Why do companies issue convertible instruments?
For firms looking to raise capital, issuing convertible bonds allows them to raise capital at a lower cost than what traditional bonds would have cost them. Firms also benefit from issuing convertible debentures. The fact that they have to offer lower interest payments aside, it also helps the company to save on cash.
Is convertible note a debt or equity?
Again, a convertible note is a loan (debt, not equity). A valuation of the startup is thus unnecessary; and, if there is no valuation, there are no problems of dilution, taxes and option pricing.
Why would a company redeems senior notes?
A senior note is a type of bond that takes precedence over other debts in the event that the company declares bankruptcy and is forced into liquidation. Because they carry a lower degree of risk, senior notes pay lower rates of interest than junior bonds.
What happens when convertible notes convert?
Convertible notes give investors a right to recover their loan amount (usually with interest) or have their loan amount (and any interest) convert into shares when certain pre-agreed trigger events occur. This allows the investor to receive shares at a lower price than what they are worth.
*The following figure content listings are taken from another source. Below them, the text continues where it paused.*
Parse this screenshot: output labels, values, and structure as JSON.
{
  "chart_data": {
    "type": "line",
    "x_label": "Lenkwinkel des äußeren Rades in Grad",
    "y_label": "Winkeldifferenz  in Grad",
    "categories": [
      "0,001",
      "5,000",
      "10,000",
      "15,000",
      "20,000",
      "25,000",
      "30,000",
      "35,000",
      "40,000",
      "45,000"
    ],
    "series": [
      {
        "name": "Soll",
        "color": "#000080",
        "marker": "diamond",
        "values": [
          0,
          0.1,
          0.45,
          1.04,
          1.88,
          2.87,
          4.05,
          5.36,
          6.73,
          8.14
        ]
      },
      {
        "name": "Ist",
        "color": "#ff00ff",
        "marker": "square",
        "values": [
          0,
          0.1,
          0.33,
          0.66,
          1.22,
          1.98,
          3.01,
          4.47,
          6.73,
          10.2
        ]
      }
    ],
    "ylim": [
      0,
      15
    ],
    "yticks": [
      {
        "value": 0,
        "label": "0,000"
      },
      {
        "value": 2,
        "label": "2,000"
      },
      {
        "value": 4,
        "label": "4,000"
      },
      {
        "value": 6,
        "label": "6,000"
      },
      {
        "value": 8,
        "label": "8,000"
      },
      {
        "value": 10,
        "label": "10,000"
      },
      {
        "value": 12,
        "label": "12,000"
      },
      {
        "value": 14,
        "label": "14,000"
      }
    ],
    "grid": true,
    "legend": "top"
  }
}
Why would a company redeem notes?
Bond issuers redeem callable bonds when interest rates experience a big drop. When rates fall, issuers of callable bonds have two choices: They can keep the bonds active and pay higher-than-market interest rates to investors, or they can redeem the bonds and cease making those interest payments.
Are convertible Senior Notes long term debt?
A convertible note is a type of short-term debt that the holder can convert into equity in the issuing company. With the convertible note, the investor loans money to the startup in exchange for shares in the company as opposed to a future payout of the principal in addition to interest.
Convertible bonds are corporate bonds that can be exchanged for common stock in the issuing company. Companies issue convertible bonds to lower the coupon rate on debt and to delay dilution. Companies can force conversion of the bonds if the stock price is higher than if the bond were to be redeemed.
WHO issues a convertible note?
Convertible Note is an instrument issued by a startup company evidencing receipt of money initially as debt, which is repayable at the option of the holder, or which is convertible into such number of equity shares of such startup company, within a period not exceeding five years from the date of issue of the …
Why would a company issue senior notes?
Why would a convertible bond increase much more in value than a bond that is not convertible?
The primary advantage of a convertible bond is that it typically offers a better return than a traditional bond without the added risk of the stock market. This higher return comes from the earnings investors gain when the company stock price rises and they trade their bond in for shares of stock.
How does a convertible note convert into equity?
Convertible notes are debt instruments that include terms like a maturity date, an interest rate, etc., but that will convert into equity if a future equity round is raised. The conversion typically occurs at a discount to the price per share of the future round.
When do convertible notes have to be repaid?
No while convertible debt is outstanding, then Yes after it converts to equity. No while convertible debt is outstanding, then Yes after it converts to equity. No repayment until sale of company.
Which is the best description of a senior convertible note?
A senior convertible note is a debt security that contains an option in which the note will be converted into a predefined amount of the issuer’s shares. A senior convertible note has priority over all other debt securities issued by the same organization.
What kind of security is a convertible note?
A convertible note is a type of convertible security. So then what’s a convertible security? Convertible securities include various instruments that expect to ultimately become stocks such as SAFE’s KISS-A’s and convertible notes. Within the world of convertible securities, convertible notes take up a space that is known as debt equity.